# DCA-6 deck guide



## bptp32 (May 20, 2010)

Is anyone using the DCA-6 or DCA-9 prescriptive guide  for deck construction?  I have heard from a national deck builder that the prescriptive deck design guide is not being enforced anywhere in the US.  We enforce the IRC of NYS 2007 version and the State is working on an update for a 2011 version.  Thanks


----------



## mtlogcabin (May 20, 2010)

> that the prescriptive deck design guide is not being enforced anywhere in the US.


It is just a "guide" based on the IRC and good industry practice. Unless it has been specifically adopted by the AHJ they can not require a contractor to follow it. The AHJ can accept it as the basis for the decks design. 

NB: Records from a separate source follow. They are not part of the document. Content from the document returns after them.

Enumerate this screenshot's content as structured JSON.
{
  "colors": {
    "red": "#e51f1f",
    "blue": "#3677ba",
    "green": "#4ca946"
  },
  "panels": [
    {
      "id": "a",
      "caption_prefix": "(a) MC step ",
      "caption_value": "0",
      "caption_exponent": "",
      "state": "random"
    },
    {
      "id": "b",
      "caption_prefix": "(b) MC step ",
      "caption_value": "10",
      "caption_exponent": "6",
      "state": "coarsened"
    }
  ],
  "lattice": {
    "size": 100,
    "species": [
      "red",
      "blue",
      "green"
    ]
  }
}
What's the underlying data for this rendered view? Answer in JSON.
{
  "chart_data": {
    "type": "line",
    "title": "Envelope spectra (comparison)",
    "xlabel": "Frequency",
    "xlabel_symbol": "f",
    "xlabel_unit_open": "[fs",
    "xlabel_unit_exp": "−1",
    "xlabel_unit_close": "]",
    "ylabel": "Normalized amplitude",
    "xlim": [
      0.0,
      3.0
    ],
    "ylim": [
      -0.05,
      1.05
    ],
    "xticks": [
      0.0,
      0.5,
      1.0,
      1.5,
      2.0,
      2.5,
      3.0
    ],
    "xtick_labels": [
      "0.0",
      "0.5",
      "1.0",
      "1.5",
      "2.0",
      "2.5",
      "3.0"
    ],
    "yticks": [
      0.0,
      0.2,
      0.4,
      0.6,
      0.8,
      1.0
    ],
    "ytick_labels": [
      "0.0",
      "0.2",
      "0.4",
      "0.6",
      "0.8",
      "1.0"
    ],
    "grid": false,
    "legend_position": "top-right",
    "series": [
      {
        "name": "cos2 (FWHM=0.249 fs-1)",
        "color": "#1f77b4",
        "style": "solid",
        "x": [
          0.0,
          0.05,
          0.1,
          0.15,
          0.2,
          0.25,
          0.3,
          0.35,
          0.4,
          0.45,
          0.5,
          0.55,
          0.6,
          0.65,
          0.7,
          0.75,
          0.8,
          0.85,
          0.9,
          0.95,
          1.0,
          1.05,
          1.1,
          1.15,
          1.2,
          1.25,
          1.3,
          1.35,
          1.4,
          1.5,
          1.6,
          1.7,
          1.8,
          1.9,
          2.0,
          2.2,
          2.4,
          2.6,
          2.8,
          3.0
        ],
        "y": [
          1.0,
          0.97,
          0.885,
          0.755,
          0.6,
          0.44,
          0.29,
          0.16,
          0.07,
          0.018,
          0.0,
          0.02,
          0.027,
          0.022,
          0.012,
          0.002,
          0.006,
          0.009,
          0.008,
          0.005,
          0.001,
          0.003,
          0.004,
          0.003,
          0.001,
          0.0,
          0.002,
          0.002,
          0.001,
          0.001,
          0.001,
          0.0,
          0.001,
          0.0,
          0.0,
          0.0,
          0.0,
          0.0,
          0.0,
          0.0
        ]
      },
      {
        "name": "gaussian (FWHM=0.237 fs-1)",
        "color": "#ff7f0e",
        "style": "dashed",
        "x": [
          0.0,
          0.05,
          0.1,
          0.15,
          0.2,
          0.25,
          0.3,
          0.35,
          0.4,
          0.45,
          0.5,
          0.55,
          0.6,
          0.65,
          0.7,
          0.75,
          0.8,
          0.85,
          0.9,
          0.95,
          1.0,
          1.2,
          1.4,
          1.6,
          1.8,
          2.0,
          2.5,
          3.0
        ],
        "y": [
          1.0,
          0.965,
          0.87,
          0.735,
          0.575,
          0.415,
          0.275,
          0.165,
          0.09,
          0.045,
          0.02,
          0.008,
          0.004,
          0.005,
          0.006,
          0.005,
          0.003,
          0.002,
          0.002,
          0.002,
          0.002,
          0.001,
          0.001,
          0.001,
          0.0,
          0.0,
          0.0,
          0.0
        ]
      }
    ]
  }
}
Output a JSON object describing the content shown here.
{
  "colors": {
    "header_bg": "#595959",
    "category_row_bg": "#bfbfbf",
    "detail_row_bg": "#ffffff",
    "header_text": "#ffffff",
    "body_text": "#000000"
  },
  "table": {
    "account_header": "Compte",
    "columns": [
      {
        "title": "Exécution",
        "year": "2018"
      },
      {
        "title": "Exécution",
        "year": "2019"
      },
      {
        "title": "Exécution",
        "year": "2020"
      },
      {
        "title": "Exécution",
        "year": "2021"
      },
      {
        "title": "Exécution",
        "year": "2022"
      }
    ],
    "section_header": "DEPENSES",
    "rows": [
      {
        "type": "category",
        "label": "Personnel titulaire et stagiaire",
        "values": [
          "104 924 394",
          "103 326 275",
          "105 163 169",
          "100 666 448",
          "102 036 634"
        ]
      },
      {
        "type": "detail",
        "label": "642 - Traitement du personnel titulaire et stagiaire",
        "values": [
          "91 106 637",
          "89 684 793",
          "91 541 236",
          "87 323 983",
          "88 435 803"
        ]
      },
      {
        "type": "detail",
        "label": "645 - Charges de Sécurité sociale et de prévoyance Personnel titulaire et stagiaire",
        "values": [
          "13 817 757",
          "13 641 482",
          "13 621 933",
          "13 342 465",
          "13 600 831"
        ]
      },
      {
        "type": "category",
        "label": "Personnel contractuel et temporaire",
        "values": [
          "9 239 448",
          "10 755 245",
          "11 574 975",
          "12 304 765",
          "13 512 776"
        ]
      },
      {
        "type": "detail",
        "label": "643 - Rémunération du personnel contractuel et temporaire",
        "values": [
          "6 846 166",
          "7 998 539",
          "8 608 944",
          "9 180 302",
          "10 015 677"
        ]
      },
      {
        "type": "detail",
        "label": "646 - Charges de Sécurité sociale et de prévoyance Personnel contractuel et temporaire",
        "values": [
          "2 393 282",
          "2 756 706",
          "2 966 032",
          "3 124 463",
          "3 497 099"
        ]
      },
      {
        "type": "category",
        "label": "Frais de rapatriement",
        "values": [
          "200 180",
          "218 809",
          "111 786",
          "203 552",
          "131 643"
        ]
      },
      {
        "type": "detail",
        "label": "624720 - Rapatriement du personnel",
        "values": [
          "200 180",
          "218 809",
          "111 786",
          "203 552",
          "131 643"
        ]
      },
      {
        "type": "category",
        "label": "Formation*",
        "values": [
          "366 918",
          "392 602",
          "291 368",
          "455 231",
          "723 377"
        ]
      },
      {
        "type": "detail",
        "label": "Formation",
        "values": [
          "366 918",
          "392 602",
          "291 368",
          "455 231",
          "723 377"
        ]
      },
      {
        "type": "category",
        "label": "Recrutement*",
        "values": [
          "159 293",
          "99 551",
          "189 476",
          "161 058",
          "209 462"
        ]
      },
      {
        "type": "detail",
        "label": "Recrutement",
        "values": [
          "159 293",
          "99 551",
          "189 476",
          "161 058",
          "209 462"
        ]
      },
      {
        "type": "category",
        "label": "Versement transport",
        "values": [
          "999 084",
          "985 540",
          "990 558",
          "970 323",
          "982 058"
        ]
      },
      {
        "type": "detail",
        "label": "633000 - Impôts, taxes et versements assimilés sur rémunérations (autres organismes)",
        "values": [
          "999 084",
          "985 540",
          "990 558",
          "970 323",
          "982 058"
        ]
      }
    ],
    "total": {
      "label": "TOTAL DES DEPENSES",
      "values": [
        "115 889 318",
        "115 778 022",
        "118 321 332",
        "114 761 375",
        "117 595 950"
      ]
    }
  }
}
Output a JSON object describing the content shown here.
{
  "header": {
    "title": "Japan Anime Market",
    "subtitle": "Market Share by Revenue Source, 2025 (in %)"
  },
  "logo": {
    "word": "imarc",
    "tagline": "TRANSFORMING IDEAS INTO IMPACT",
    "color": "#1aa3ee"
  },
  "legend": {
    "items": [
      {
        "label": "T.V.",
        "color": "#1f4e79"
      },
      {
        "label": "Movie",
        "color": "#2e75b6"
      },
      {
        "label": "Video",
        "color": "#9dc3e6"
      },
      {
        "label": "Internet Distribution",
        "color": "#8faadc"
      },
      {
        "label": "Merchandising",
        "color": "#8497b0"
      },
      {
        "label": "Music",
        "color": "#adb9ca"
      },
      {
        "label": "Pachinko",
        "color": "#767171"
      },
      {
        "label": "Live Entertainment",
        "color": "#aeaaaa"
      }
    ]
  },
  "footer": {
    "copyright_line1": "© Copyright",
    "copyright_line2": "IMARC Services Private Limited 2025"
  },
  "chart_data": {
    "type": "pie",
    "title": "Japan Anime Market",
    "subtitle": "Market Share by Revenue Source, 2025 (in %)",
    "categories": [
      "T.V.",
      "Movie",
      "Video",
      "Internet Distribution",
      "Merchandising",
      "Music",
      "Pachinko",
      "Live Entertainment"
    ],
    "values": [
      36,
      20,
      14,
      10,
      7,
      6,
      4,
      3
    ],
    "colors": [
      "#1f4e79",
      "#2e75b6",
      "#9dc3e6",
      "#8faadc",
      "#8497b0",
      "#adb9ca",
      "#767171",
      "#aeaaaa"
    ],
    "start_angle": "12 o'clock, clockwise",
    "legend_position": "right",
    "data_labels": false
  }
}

Where applicable, provisions and details contained in this document are based on the _International Residential Code (IRC) _[bracketed text references applicable sections of the _IRC_]. Prescriptive construction methods recommended meet or exceed minimum requirements of the _IRC_. Provisions that are not found in the _IRC _are recommended as good industry practice. Where differences exist between provisions of this document and the _IRC_, provisions of the _IRC _shall apply. This document is not intended to preclude the use of other construction methods or materials. All construction and materials must be approved by the authority having jurisdiction. Every effort has been made to reflect the language and intent of the _IRC_. However, no assurance can be given that designs and construction made in accordance with this document meet the requirements of any particular jurisdiction.


----------



## peach (May 20, 2010)

Follow it.. you'll get a good deck... I've recommended people getting it (usually after I've failed a deck).


----------



## RJJ (May 20, 2010)

I agree with peach!


----------



## jar546 (May 20, 2010)

None of the span tables in the IRC are for decks which are in wet locations.  The DCA6 is certainly the way to go.  I refer all deck installations to this free, online manual.


----------



## cboboggs (May 21, 2010)

We provide a copy of the manual or a link to the online version to homeowners wishing to do their own work. We do not have it officially adopted, but hopefully that will change if we ever adopt the 09.


----------



## peach (May 22, 2010)

decks can be so critical (when the owner wants to build them).. people can get hurt (especially when zoning regulations are involved.. which is when we see cantilevered decks).. where do people congregate (at the rail)... what does that do to the connection to the building (increase the lever action/torque on the bolts).. it's not rocket science.


----------